Kapolres Metro Bekasi, Kombes Sumarni, mengatakan jasad korban ditemukan pada Rabu (11/2) lalu. Dari penemuan jenazah tersebut, polisi lalu melakukan penyelidikan.
"Korban diketahui datang ke lokasi bersama beberapa rekannya dan diduga mengkonsumsi obat penggugur kandungan yang diperoleh secara ilegal," kata Sumarni dalam keterangannya, Selasa (17/2).
"Setelah mengkonsumsi obat tersebut, korban mengalami kondisi kesehatan yang menurun hingga akhirnya tidak sadarkan diri dan dinyatakan meninggal dunia," tambah dia.
Dari hasil penyelidikan, Sumarni menjelaskan, terungkap sindikat yang memperjualbelikan dan mendistribusikan obat penggugur kandungan ilegal tersebut. Ada 5 orang yang ditangkap, mereka berinisial SN alias F, ADY, H, EA, dan NF.
"Para tersangka diduga memperoleh keuntungan dari penjualan obat yang akhirnya dikonsumsi korban," ungkap dia.
Atas perbuatannya, para tersangka dijerat dengan pasal berlapis.

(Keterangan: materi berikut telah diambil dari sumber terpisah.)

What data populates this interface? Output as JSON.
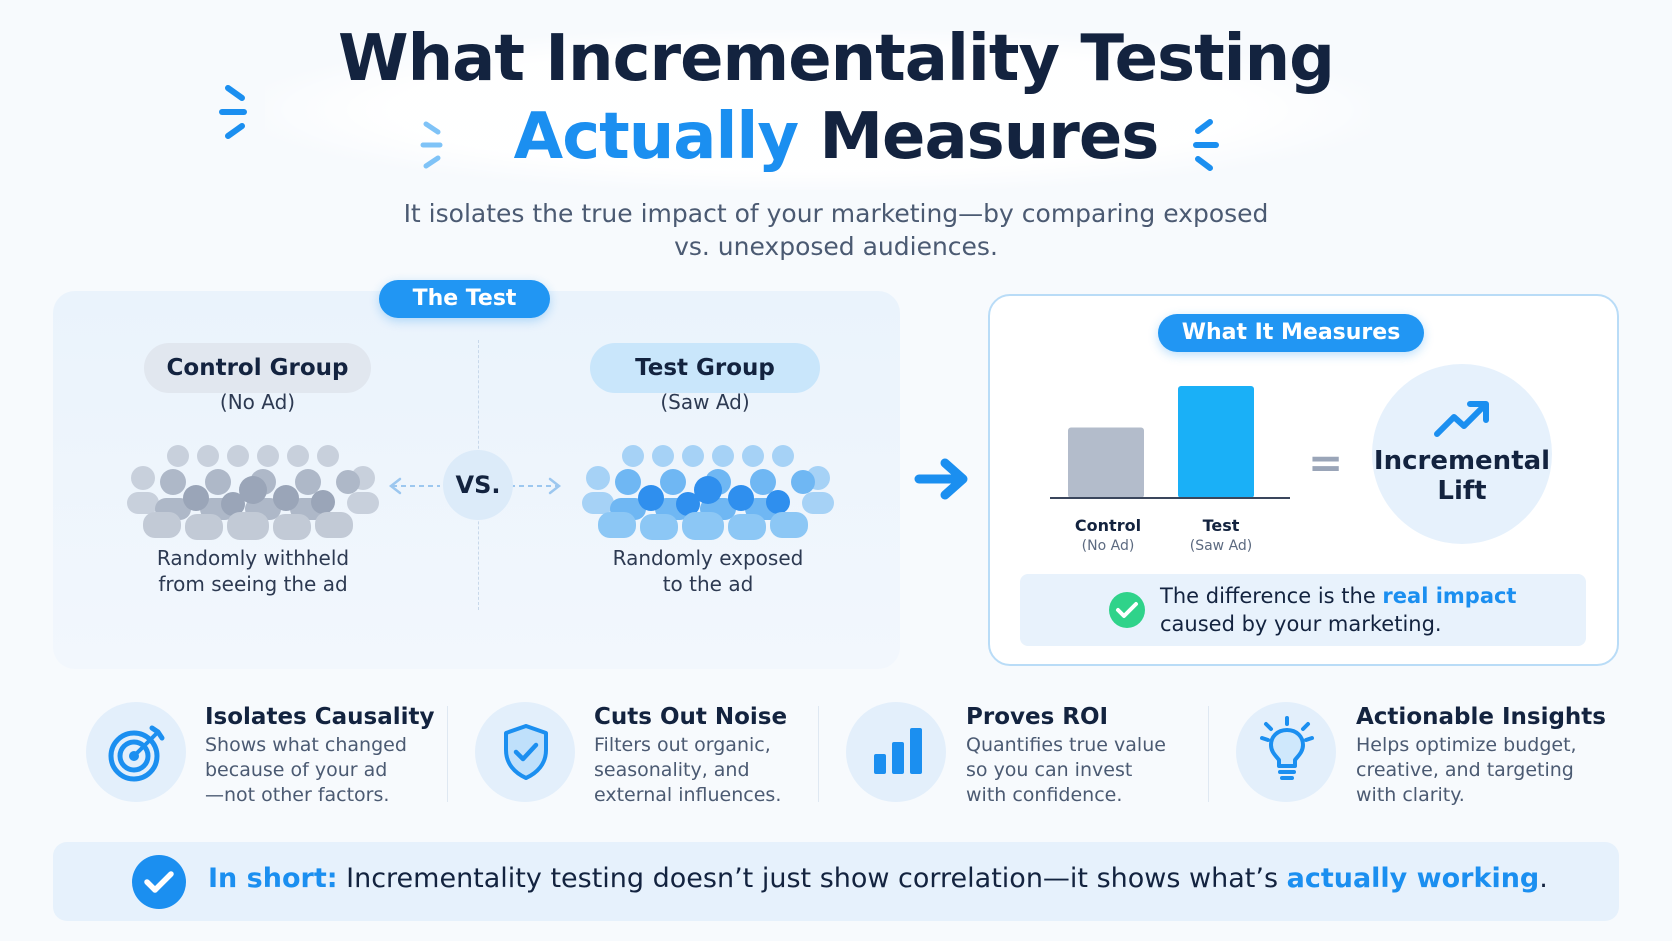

"Para tersangka kini menjalani proses penyidikan lebih lanjut dan dijerat dengan pasal terkait pembunuhan berencana, pembunuhan, serta tindak pidana lain yang berkaitan dengan peredaran obat ilegal sesuai ketentuan hukum yang berlaku," jelas Sumarni.
Hingga saat ini, polisi masih memburu satu pelaku lainnya yang berinisial R. Dia diduga juga turut terlibat dalam penjualan obat ilegal tersebut.
Sumarni menambahkan, pihaknya saat ini juga tengah mengembangkan praktik penjualan obat ilegal ini guna mencegah hal serupa kembali terulang.
Dia pun mengimbau kepada masyarakat yang memiliki informasi atau membutuhkan bantuan bisa menghubungi call center 110 atau layanan pengaduan CLBK Polres Metro Bekasi.